When seeking a new card or cards with better terms, your client might try credit unions and savings institutions, which have less credit card business. Besides being more willing to lend, these institutions may offer better terms than large bank issuers.

Does a client need a credit line increase? Ulzheimer advises against calling the creditor blindly seeking a higher limit. If the lender has to order a credit report, the credit score might be dinged in the process and the line increase may or may not be granted. Ulzheimer says it's better for your client to ask the creditor: "How high can I go from where I'm at without you pulling a credit report?" and then settle for that amount.

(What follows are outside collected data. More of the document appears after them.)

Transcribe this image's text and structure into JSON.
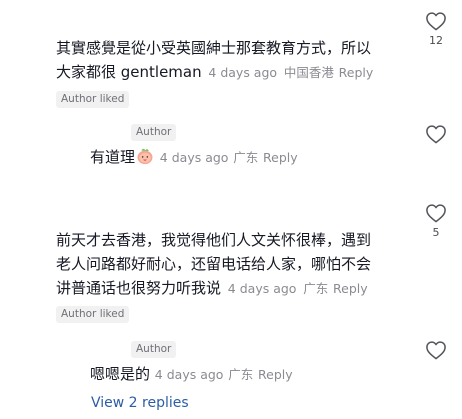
{
  "comment1": {
    "text_line1": "其實感覺是從小受英國紳士那套教育方式，所以",
    "text_line2": "大家都很 gentleman",
    "time": "4 days ago",
    "location": "中国香港",
    "reply_label": "Reply",
    "badge": "Author liked",
    "likes": "12"
  },
  "reply1": {
    "author_pill": "Author",
    "text": "有道理",
    "emoji": "peach-face-emoji",
    "time": "4 days ago",
    "location": "广东",
    "reply_label": "Reply"
  },
  "comment2": {
    "text_line1": "前天才去香港，我觉得他们人文关怀很棒，遇到",
    "text_line2": "老人问路都好耐心，还留电话给人家，哪怕不会",
    "text_line3": "讲普通话也很努力听我说",
    "time": "4 days ago",
    "location": "广东",
    "reply_label": "Reply",
    "badge": "Author liked",
    "likes": "5"
  },
  "reply2": {
    "author_pill": "Author",
    "text": "嗯嗯是的",
    "time": "4 days ago",
    "location": "广东",
    "reply_label": "Reply"
  },
  "view_replies": "View 2 replies",
  "colors": {
    "text": "#161823",
    "meta": "#8a8b91",
    "link": "#2b5da7",
    "pill_bg": "#f1f1f2"
  }
}
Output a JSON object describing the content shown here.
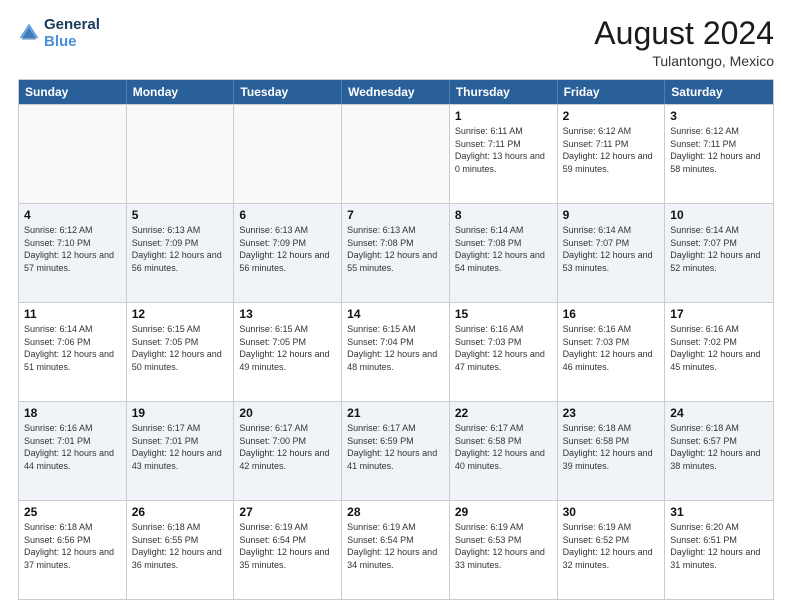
{
  "logo": {
    "line1": "General",
    "line2": "Blue"
  },
  "title": "August 2024",
  "subtitle": "Tulantongo, Mexico",
  "header_days": [
    "Sunday",
    "Monday",
    "Tuesday",
    "Wednesday",
    "Thursday",
    "Friday",
    "Saturday"
  ],
  "weeks": [
    [
      {
        "day": "",
        "info": ""
      },
      {
        "day": "",
        "info": ""
      },
      {
        "day": "",
        "info": ""
      },
      {
        "day": "",
        "info": ""
      },
      {
        "day": "1",
        "info": "Sunrise: 6:11 AM\nSunset: 7:11 PM\nDaylight: 13 hours\nand 0 minutes."
      },
      {
        "day": "2",
        "info": "Sunrise: 6:12 AM\nSunset: 7:11 PM\nDaylight: 12 hours\nand 59 minutes."
      },
      {
        "day": "3",
        "info": "Sunrise: 6:12 AM\nSunset: 7:11 PM\nDaylight: 12 hours\nand 58 minutes."
      }
    ],
    [
      {
        "day": "4",
        "info": "Sunrise: 6:12 AM\nSunset: 7:10 PM\nDaylight: 12 hours\nand 57 minutes."
      },
      {
        "day": "5",
        "info": "Sunrise: 6:13 AM\nSunset: 7:09 PM\nDaylight: 12 hours\nand 56 minutes."
      },
      {
        "day": "6",
        "info": "Sunrise: 6:13 AM\nSunset: 7:09 PM\nDaylight: 12 hours\nand 56 minutes."
      },
      {
        "day": "7",
        "info": "Sunrise: 6:13 AM\nSunset: 7:08 PM\nDaylight: 12 hours\nand 55 minutes."
      },
      {
        "day": "8",
        "info": "Sunrise: 6:14 AM\nSunset: 7:08 PM\nDaylight: 12 hours\nand 54 minutes."
      },
      {
        "day": "9",
        "info": "Sunrise: 6:14 AM\nSunset: 7:07 PM\nDaylight: 12 hours\nand 53 minutes."
      },
      {
        "day": "10",
        "info": "Sunrise: 6:14 AM\nSunset: 7:07 PM\nDaylight: 12 hours\nand 52 minutes."
      }
    ],
    [
      {
        "day": "11",
        "info": "Sunrise: 6:14 AM\nSunset: 7:06 PM\nDaylight: 12 hours\nand 51 minutes."
      },
      {
        "day": "12",
        "info": "Sunrise: 6:15 AM\nSunset: 7:05 PM\nDaylight: 12 hours\nand 50 minutes."
      },
      {
        "day": "13",
        "info": "Sunrise: 6:15 AM\nSunset: 7:05 PM\nDaylight: 12 hours\nand 49 minutes."
      },
      {
        "day": "14",
        "info": "Sunrise: 6:15 AM\nSunset: 7:04 PM\nDaylight: 12 hours\nand 48 minutes."
      },
      {
        "day": "15",
        "info": "Sunrise: 6:16 AM\nSunset: 7:03 PM\nDaylight: 12 hours\nand 47 minutes."
      },
      {
        "day": "16",
        "info": "Sunrise: 6:16 AM\nSunset: 7:03 PM\nDaylight: 12 hours\nand 46 minutes."
      },
      {
        "day": "17",
        "info": "Sunrise: 6:16 AM\nSunset: 7:02 PM\nDaylight: 12 hours\nand 45 minutes."
      }
    ],
    [
      {
        "day": "18",
        "info": "Sunrise: 6:16 AM\nSunset: 7:01 PM\nDaylight: 12 hours\nand 44 minutes."
      },
      {
        "day": "19",
        "info": "Sunrise: 6:17 AM\nSunset: 7:01 PM\nDaylight: 12 hours\nand 43 minutes."
      },
      {
        "day": "20",
        "info": "Sunrise: 6:17 AM\nSunset: 7:00 PM\nDaylight: 12 hours\nand 42 minutes."
      },
      {
        "day": "21",
        "info": "Sunrise: 6:17 AM\nSunset: 6:59 PM\nDaylight: 12 hours\nand 41 minutes."
      },
      {
        "day": "22",
        "info": "Sunrise: 6:17 AM\nSunset: 6:58 PM\nDaylight: 12 hours\nand 40 minutes."
      },
      {
        "day": "23",
        "info": "Sunrise: 6:18 AM\nSunset: 6:58 PM\nDaylight: 12 hours\nand 39 minutes."
      },
      {
        "day": "24",
        "info": "Sunrise: 6:18 AM\nSunset: 6:57 PM\nDaylight: 12 hours\nand 38 minutes."
      }
    ],
    [
      {
        "day": "25",
        "info": "Sunrise: 6:18 AM\nSunset: 6:56 PM\nDaylight: 12 hours\nand 37 minutes."
      },
      {
        "day": "26",
        "info": "Sunrise: 6:18 AM\nSunset: 6:55 PM\nDaylight: 12 hours\nand 36 minutes."
      },
      {
        "day": "27",
        "info": "Sunrise: 6:19 AM\nSunset: 6:54 PM\nDaylight: 12 hours\nand 35 minutes."
      },
      {
        "day": "28",
        "info": "Sunrise: 6:19 AM\nSunset: 6:54 PM\nDaylight: 12 hours\nand 34 minutes."
      },
      {
        "day": "29",
        "info": "Sunrise: 6:19 AM\nSunset: 6:53 PM\nDaylight: 12 hours\nand 33 minutes."
      },
      {
        "day": "30",
        "info": "Sunrise: 6:19 AM\nSunset: 6:52 PM\nDaylight: 12 hours\nand 32 minutes."
      },
      {
        "day": "31",
        "info": "Sunrise: 6:20 AM\nSunset: 6:51 PM\nDaylight: 12 hours\nand 31 minutes."
      }
    ]
  ]
}
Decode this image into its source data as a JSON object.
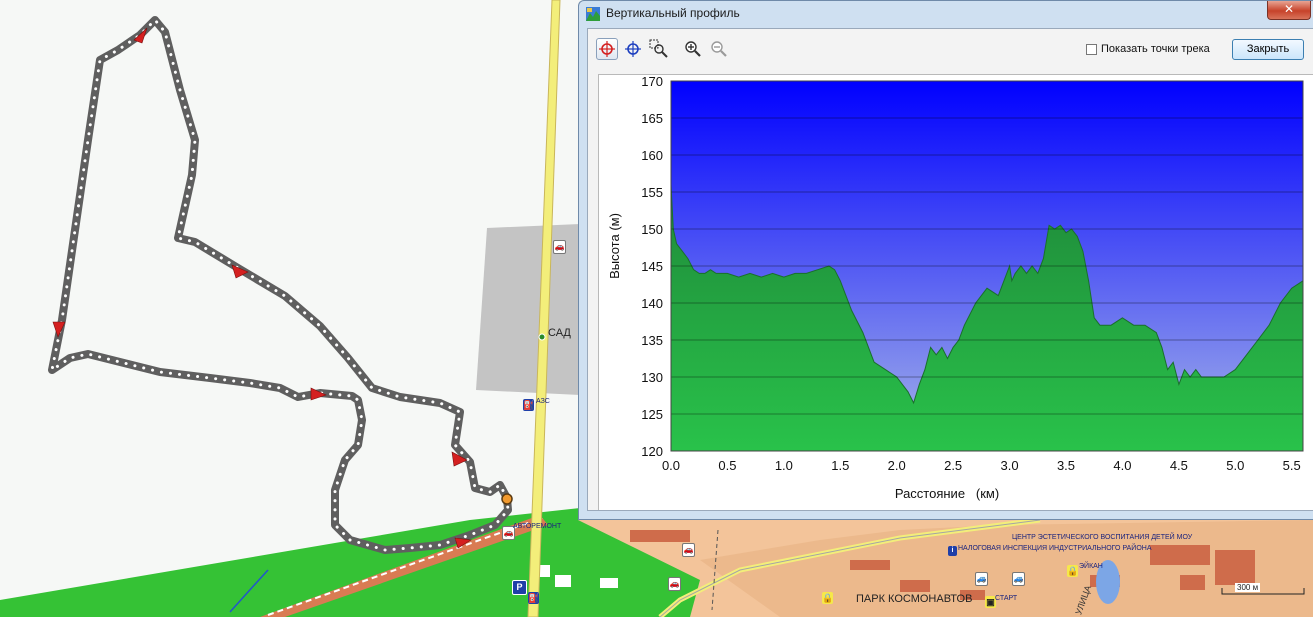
{
  "map": {
    "labels": {
      "sad": "САД",
      "azs": "АЗС",
      "avtoremont": "АВТОРЕМОНТ",
      "park": "ПАРК КОСМОНАВТОВ",
      "start": "СТАРТ",
      "center": "ЦЕНТР ЭСТЕТИЧЕСКОГО ВОСПИТАНИЯ ДЕТЕЙ МОУ",
      "tax": "НАЛОГОВАЯ ИНСПЕКЦИЯ ИНДУСТРИАЛЬНОГО РАЙОНА",
      "eikan": "ЭЙКАН",
      "street": "УЛИЦА",
      "scale": "300 м",
      "parking": "P"
    },
    "colors": {
      "track": "#5f5f5f",
      "road": "#f3ee7a",
      "green": "#35c235",
      "urban": "#f3c49a",
      "arrow": "#d42020"
    }
  },
  "window": {
    "title": "Вертикальный профиль",
    "close_x": "✕",
    "show_points_label": "Показать точки трека",
    "close_button": "Закрыть",
    "tools": [
      "select-point-icon",
      "crosshair-icon",
      "zoom-rect-icon",
      "zoom-in-icon",
      "zoom-out-icon"
    ]
  },
  "chart_data": {
    "type": "area",
    "xlabel": "Расстояние   (км)",
    "ylabel": "Высота (м)",
    "xlim": [
      0,
      5.6
    ],
    "ylim": [
      120,
      170
    ],
    "xticks": [
      "0.0",
      "0.5",
      "1.0",
      "1.5",
      "2.0",
      "2.5",
      "3.0",
      "3.5",
      "4.0",
      "4.5",
      "5.0",
      "5.5"
    ],
    "yticks": [
      "120",
      "125",
      "130",
      "135",
      "140",
      "145",
      "150",
      "155",
      "160",
      "165",
      "170"
    ],
    "grid": true,
    "colors": {
      "sky_top": "#0000ff",
      "sky_bottom": "#a7b6e8",
      "fill_top": "#1f8a3a",
      "fill_bottom": "#29c24a",
      "line": "#1a6f2c"
    },
    "x": [
      0.0,
      0.02,
      0.05,
      0.1,
      0.15,
      0.2,
      0.25,
      0.3,
      0.35,
      0.4,
      0.5,
      0.6,
      0.7,
      0.8,
      0.9,
      1.0,
      1.1,
      1.2,
      1.3,
      1.4,
      1.45,
      1.5,
      1.55,
      1.6,
      1.7,
      1.8,
      1.9,
      2.0,
      2.1,
      2.15,
      2.2,
      2.25,
      2.3,
      2.35,
      2.4,
      2.45,
      2.5,
      2.55,
      2.6,
      2.7,
      2.8,
      2.9,
      3.0,
      3.02,
      3.05,
      3.1,
      3.15,
      3.2,
      3.25,
      3.3,
      3.35,
      3.4,
      3.45,
      3.5,
      3.55,
      3.6,
      3.65,
      3.7,
      3.75,
      3.8,
      3.9,
      4.0,
      4.1,
      4.2,
      4.3,
      4.35,
      4.4,
      4.45,
      4.5,
      4.55,
      4.6,
      4.65,
      4.7,
      4.8,
      4.9,
      5.0,
      5.1,
      5.2,
      5.3,
      5.4,
      5.5,
      5.6
    ],
    "values": [
      156,
      150,
      148,
      147,
      146,
      144.5,
      144,
      144,
      144.5,
      144,
      144,
      143.5,
      144,
      143.5,
      144,
      143.5,
      144,
      144,
      144.5,
      145,
      144.5,
      143,
      141,
      139,
      136,
      132,
      131,
      130,
      128,
      126.5,
      129,
      131,
      134,
      133,
      134,
      132.5,
      134,
      135,
      137,
      140,
      142,
      141,
      145,
      143,
      144,
      145,
      144,
      145,
      144,
      146,
      150.5,
      150,
      150.5,
      149.5,
      150,
      149,
      147,
      143,
      138,
      137,
      137,
      138,
      137,
      137,
      136,
      134,
      131,
      132,
      129,
      131,
      130,
      131,
      130,
      130,
      130,
      131,
      133,
      135,
      137,
      140,
      142,
      143
    ]
  }
}
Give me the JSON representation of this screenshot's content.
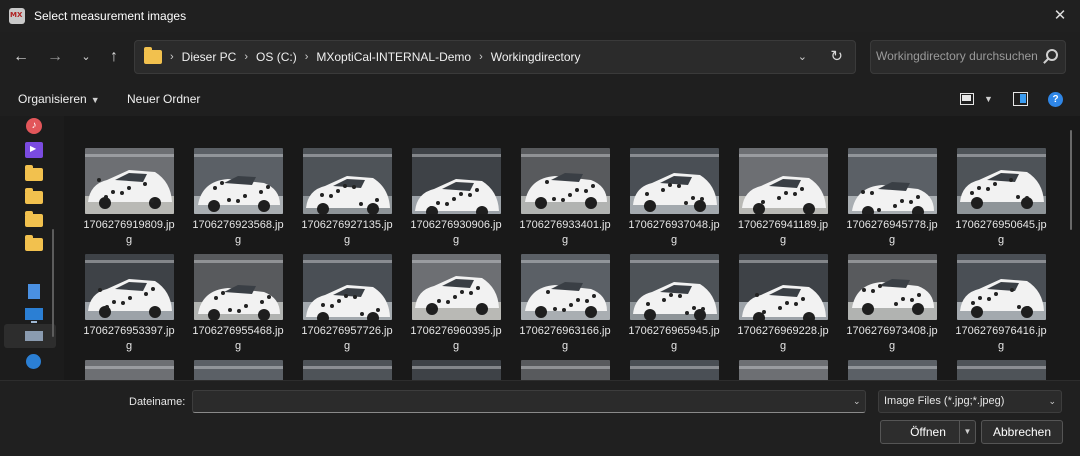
{
  "window": {
    "title": "Select measurement images"
  },
  "address": {
    "crumbs": [
      "Dieser PC",
      "OS (C:)",
      "MXoptiCal-INTERNAL-Demo",
      "Workingdirectory"
    ]
  },
  "search": {
    "placeholder": "Workingdirectory durchsuchen"
  },
  "toolbar": {
    "organize_label": "Organisieren",
    "new_folder_label": "Neuer Ordner"
  },
  "files": [
    {
      "line1": "1706276919809.jp",
      "line2": "g"
    },
    {
      "line1": "1706276923568.jp",
      "line2": "g"
    },
    {
      "line1": "1706276927135.jp",
      "line2": "g"
    },
    {
      "line1": "1706276930906.jp",
      "line2": "g"
    },
    {
      "line1": "1706276933401.jp",
      "line2": "g"
    },
    {
      "line1": "1706276937048.jp",
      "line2": "g"
    },
    {
      "line1": "1706276941189.jp",
      "line2": "g"
    },
    {
      "line1": "1706276945778.jp",
      "line2": "g"
    },
    {
      "line1": "1706276950645.jp",
      "line2": "g"
    },
    {
      "line1": "1706276953397.jp",
      "line2": "g"
    },
    {
      "line1": "1706276955468.jp",
      "line2": "g"
    },
    {
      "line1": "1706276957726.jp",
      "line2": "g"
    },
    {
      "line1": "1706276960395.jp",
      "line2": "g"
    },
    {
      "line1": "1706276963166.jp",
      "line2": "g"
    },
    {
      "line1": "1706276965945.jp",
      "line2": "g"
    },
    {
      "line1": "1706276969228.jp",
      "line2": "g"
    },
    {
      "line1": "1706276973408.jp",
      "line2": "g"
    },
    {
      "line1": "1706276976416.jp",
      "line2": "g"
    }
  ],
  "footer": {
    "filename_label": "Dateiname:",
    "filename_value": "",
    "filter_label": "Image Files (*.jpg;*.jpeg)",
    "open_label": "Öffnen",
    "cancel_label": "Abbrechen"
  }
}
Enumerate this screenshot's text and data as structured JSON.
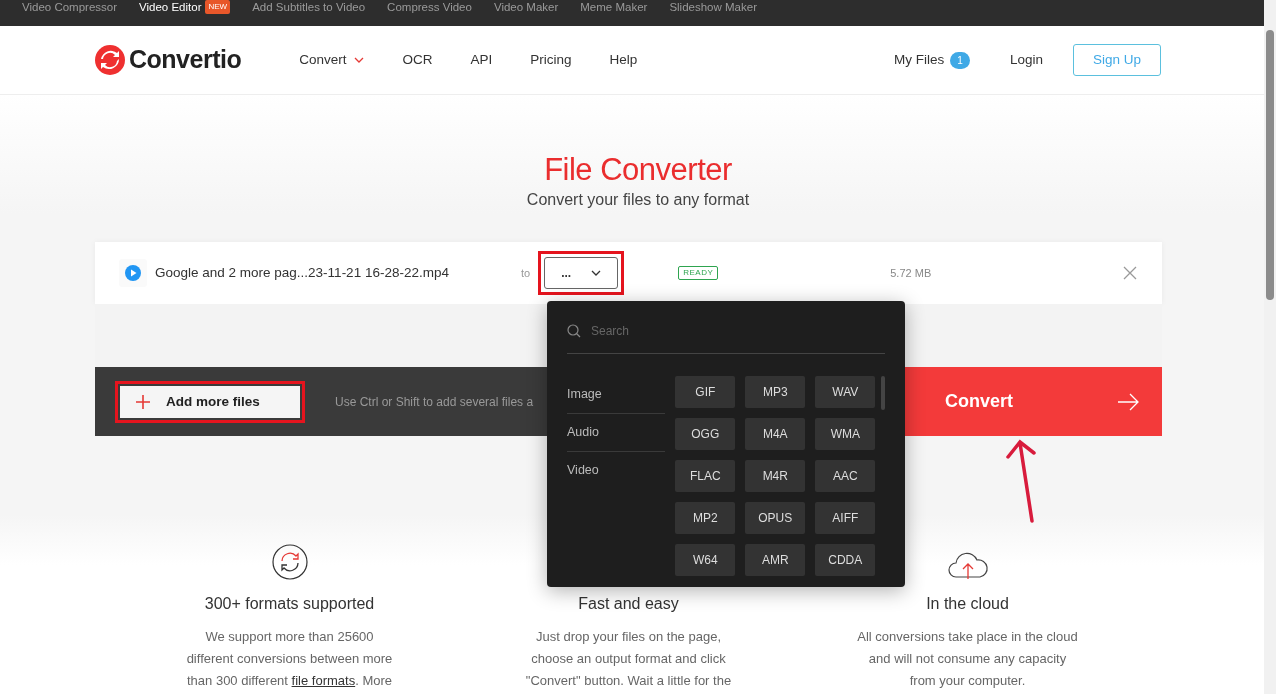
{
  "top_links": [
    {
      "label": "Video Compressor",
      "selected": false
    },
    {
      "label": "Video Editor",
      "selected": true,
      "badge": "NEW"
    },
    {
      "label": "Add Subtitles to Video",
      "selected": false
    },
    {
      "label": "Compress Video",
      "selected": false
    },
    {
      "label": "Video Maker",
      "selected": false
    },
    {
      "label": "Meme Maker",
      "selected": false
    },
    {
      "label": "Slideshow Maker",
      "selected": false
    }
  ],
  "header": {
    "logo": "Convertio",
    "nav": [
      {
        "label": "Convert",
        "dropdown": true
      },
      {
        "label": "OCR",
        "dropdown": false
      },
      {
        "label": "API",
        "dropdown": false
      },
      {
        "label": "Pricing",
        "dropdown": false
      },
      {
        "label": "Help",
        "dropdown": false
      }
    ],
    "my_files": {
      "label": "My Files",
      "count": "1"
    },
    "login": "Login",
    "signup": "Sign Up"
  },
  "hero": {
    "title": "File Converter",
    "subtitle": "Convert your files to any format"
  },
  "file": {
    "name": "Google and 2 more pag...23-11-21 16-28-22.mp4",
    "to": "to",
    "format": "...",
    "status": "READY",
    "size": "5.72 MB"
  },
  "actions": {
    "add": "Add more files",
    "hint": "Use Ctrl or Shift to add several files a",
    "convert": "Convert"
  },
  "format_menu": {
    "placeholder": "Search",
    "categories": [
      "Image",
      "Audio",
      "Video"
    ],
    "formats": [
      "GIF",
      "MP3",
      "WAV",
      "OGG",
      "M4A",
      "WMA",
      "FLAC",
      "M4R",
      "AAC",
      "MP2",
      "OPUS",
      "AIFF",
      "W64",
      "AMR",
      "CDDA"
    ]
  },
  "features": [
    {
      "kind": "formats",
      "title": "300+ formats supported",
      "parts": [
        {
          "text": "We support more than 25600\ndifferent conversions between more\nthan 300 different ",
          "kind": "text"
        },
        {
          "text": "file formats",
          "kind": "link"
        },
        {
          "text": ". More",
          "kind": "text"
        }
      ]
    },
    {
      "kind": "fast",
      "title": "Fast and easy",
      "parts": [
        {
          "text": "Just drop your files on the page,\nchoose an output format and click\n\"Convert\" button. Wait a little for the",
          "kind": "text"
        }
      ]
    },
    {
      "kind": "cloud",
      "title": "In the cloud",
      "parts": [
        {
          "text": "All conversions take place in the cloud\nand will not consume any capacity\nfrom your computer.",
          "kind": "text"
        }
      ]
    }
  ]
}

If your client must negotiate debt, consider that an interest rate reduction won't be reported to the credit bureaus or factored into a credit score. A debt management plan is noted on the credit report, which may be examined by creditors, but is not considered in the FICO score.

Upcoming Rules
Here are the Credit Card Accountability, Responsibility, and Disclosure Act of 2009 provisions, slated to take effect February 22, 2010:
The card's annual percentage rate can't be raised on existing balances for one year after the account is opened, with certain exceptions.
After the first year, the higher rate is limited to new transactions.
Teaser rates must be disclosed clearly, and can't rise for at least six months.
For cards with multiple interest rates, any payments over the minimum monthly payment must be applied first to the highest-rate balances.
Double-cycle billing, which factors interest charges over both current and previous billing periods, is prohibited.
Disclosures before and after the account is opened must be improved and the cost of credit more clearly detailed.
The act requires standard credit card agreements to be posted online.
It prohibits the switching of monthly due dates for credit cards.
It prohibits fees for exceeding the credit limit-unless the cardholder agrees in advance.
It generally prohibits issuing a card to consumers younger than 21 unless they submit a written application that includes the signature of a co-signer over 21.
It prohibits gift cards and similar types of prepaid cards from expiring within five years from the date they were activated-unless that expiration date is clearly disclosed. Inactivity fees are permitted only in certain circumstances.